Joseph Chalom: From the stablecoin perspective, the U.S. is strategically embracing crypto and digital assets, partly because USD-backed stablecoins must be supported by U.S. Treasuries. As traditional buyers (China, Russia, Europe) reduce U.S. debt purchases, the demand for Treasuries created by issuers like Tether, Circle, PayPal benefits the U.S. economy. It can be said that USD-dominated stablecoins are driving the re-dollarization of financial services.
During my travels in Asia, I observe that regulators’ primary focus is on issuing local currency stablecoins—Tokyo, Singapore, Hong Kong all do this—aiming to ensure on-chain activity and commercial payments are denominated in local currencies. This is a geopolitical contest over “who will own the future digital capital markets.” The U.S. is currently leading, but Asia is closely watching Western signals.
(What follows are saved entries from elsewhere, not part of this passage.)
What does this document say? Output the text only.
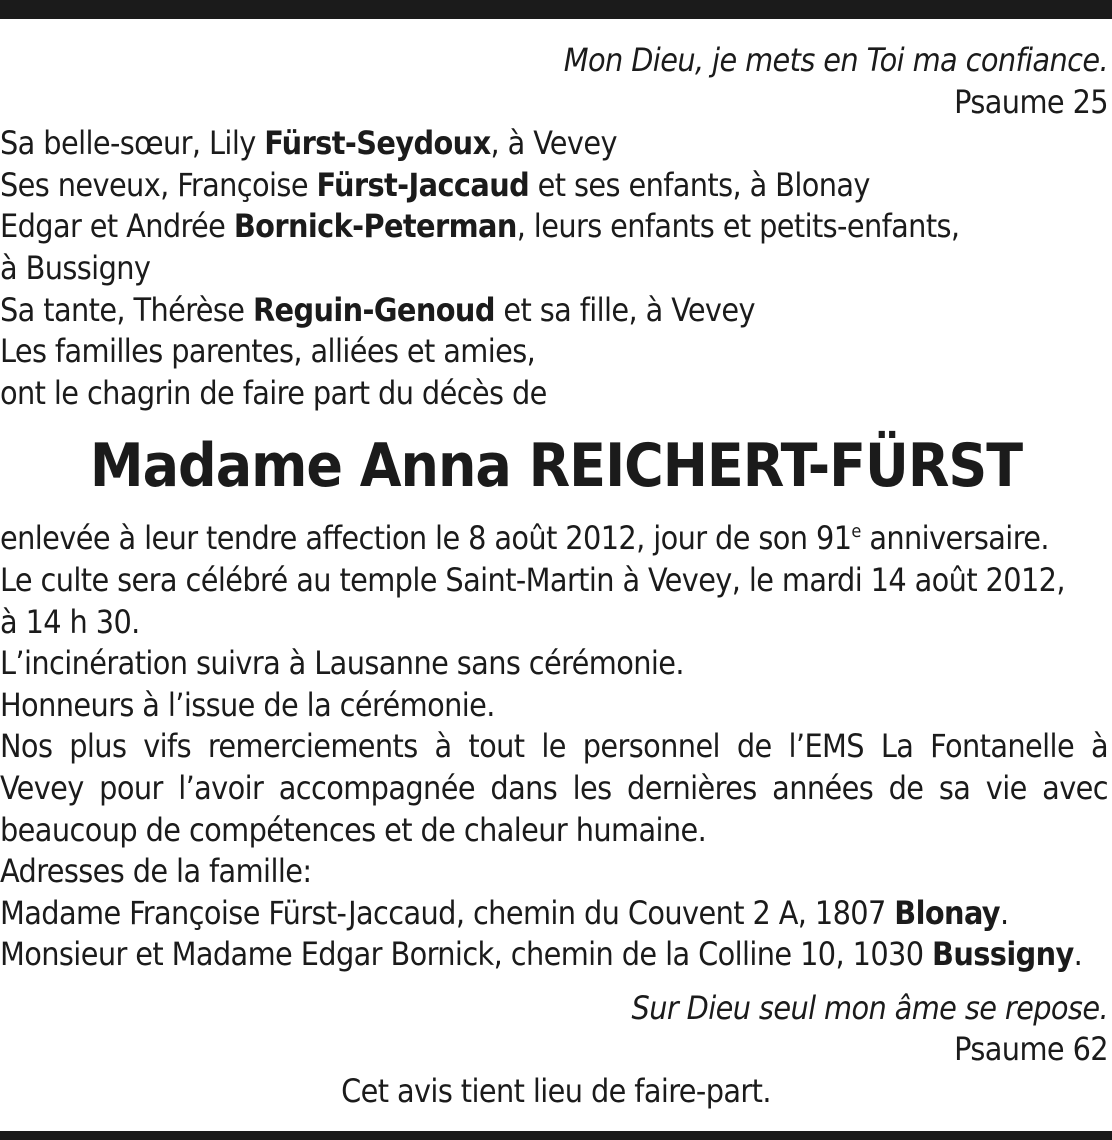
Mon Dieu, je mets en Toi ma confiance.
Psaume 25
Sa belle-sœur, Lily Fürst-Seydoux, à Vevey
Ses neveux, Françoise Fürst-Jaccaud et ses enfants, à Blonay
Edgar et Andrée Bornick-Peterman, leurs enfants et petits-enfants,
à Bussigny
Sa tante, Thérèse Reguin-Genoud et sa fille, à Vevey
Les familles parentes, alliées et amies,
ont le chagrin de faire part du décès de
Madame Anna REICHERT-FÜRST
enlevée à leur tendre affection le 8 août 2012, jour de son 91e anniversaire.
Le culte sera célébré au temple Saint-Martin à Vevey, le mardi 14 août 2012,
à 14 h 30.
L’incinération suivra à Lausanne sans cérémonie.
Honneurs à l’issue de la cérémonie.
Nos plus vifs remerciements à tout le personnel de l’EMS La Fontanelle à
Vevey pour l’avoir accompagnée dans les dernières années de sa vie avec
beaucoup de compétences et de chaleur humaine.
Adresses de la famille:
Madame Françoise Fürst-Jaccaud, chemin du Couvent 2 A, 1807 Blonay.
Monsieur et Madame Edgar Bornick, chemin de la Colline 10, 1030 Bussigny.
Sur Dieu seul mon âme se repose.
Psaume 62
Cet avis tient lieu de faire-part.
BlockBeats: Final question—what advice would you give to traditional CFOs considering establishing a digital asset treasury?
Joseph Chalom: The most important thing is to have a genuine long-term investment logic for your reserve assets. Bitcoin has its logic—digital gold, scarcity, capital appreciation. Ethereum also has its logic—transforming capital markets, stablecoins, tokenization, DeFi, and agent payments. Last summer, some launched so-called treasury strategies around tiny tokens, but their thesis was unclear.
Second, you need scale. Running a listed company involves fixed costs, and in the Ethereum space, only treasuries of sufficient size can truly provide liquidity and investment opportunities.